Unified Interplay of Chemical Bond and Solid‐State Kinetics in Lithium–Sulfur Batteries

Abstract It is proposed that the unified interplay between the chemical hardness of the Li–X (X = S, Se, and Te) bond and solid‐state conversion kinetics enables intrinsic reshaping of materials for fabricating high‐energy density lithium–sulfur batteries. This concept is evaluated using three cathode models: (i) Li 2 S, (ii) Se‐doped Li 2 S (Se‐Li 2 S), and (iii) Te‐doped Li 2 S (Te‐Li 2 S). Theoretical calculations reveal that the Li−X bond in the Se‐Li 2 S cathode shows low chemical hardness, and the chemical hardness decreases at a higher rate for the Te‐Li 2 S cathode.

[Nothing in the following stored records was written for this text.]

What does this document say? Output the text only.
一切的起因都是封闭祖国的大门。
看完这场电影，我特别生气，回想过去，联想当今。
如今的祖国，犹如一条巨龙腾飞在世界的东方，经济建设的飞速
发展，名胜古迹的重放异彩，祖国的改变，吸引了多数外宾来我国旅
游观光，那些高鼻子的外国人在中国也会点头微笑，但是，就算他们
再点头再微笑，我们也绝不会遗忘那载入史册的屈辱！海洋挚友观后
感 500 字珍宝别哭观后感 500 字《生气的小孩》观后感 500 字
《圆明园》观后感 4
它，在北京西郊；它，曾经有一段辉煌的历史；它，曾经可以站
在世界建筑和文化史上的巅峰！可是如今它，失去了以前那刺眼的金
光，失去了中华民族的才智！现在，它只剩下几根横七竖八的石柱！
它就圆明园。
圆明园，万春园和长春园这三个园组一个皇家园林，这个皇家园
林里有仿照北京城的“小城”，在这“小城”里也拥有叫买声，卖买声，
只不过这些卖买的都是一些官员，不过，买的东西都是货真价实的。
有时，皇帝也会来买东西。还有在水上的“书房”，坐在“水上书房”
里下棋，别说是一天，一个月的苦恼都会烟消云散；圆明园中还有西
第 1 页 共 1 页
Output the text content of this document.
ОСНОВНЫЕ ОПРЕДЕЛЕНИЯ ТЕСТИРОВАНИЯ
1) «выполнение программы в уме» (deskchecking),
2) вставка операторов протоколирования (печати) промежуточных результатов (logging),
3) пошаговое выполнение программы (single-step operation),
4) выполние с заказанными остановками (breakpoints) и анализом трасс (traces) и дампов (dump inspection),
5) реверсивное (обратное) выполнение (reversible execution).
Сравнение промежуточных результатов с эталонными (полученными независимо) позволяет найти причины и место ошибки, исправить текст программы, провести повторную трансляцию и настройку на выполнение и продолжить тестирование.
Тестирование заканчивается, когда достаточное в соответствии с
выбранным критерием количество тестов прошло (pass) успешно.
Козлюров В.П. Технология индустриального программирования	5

The local structural effect induces a decrease in the phase transition barrier during the solid‐state conversion reaction in the Se‐ and Te‐doped crystal phases, as revealed by electrochemical measurements and ex‐situ X‐ray photoelectron spectroscopy analysis. Investigation of the three sulfide‐based cathodes sheds light on the mechanism behind the kinetics of phase transition in the solid‐state conversion region, illuminating the intriguing concept of a local structure for harnessing the full potential of sulfur cathodes to achieve high‐energy‐density lithium–sulfur batteries.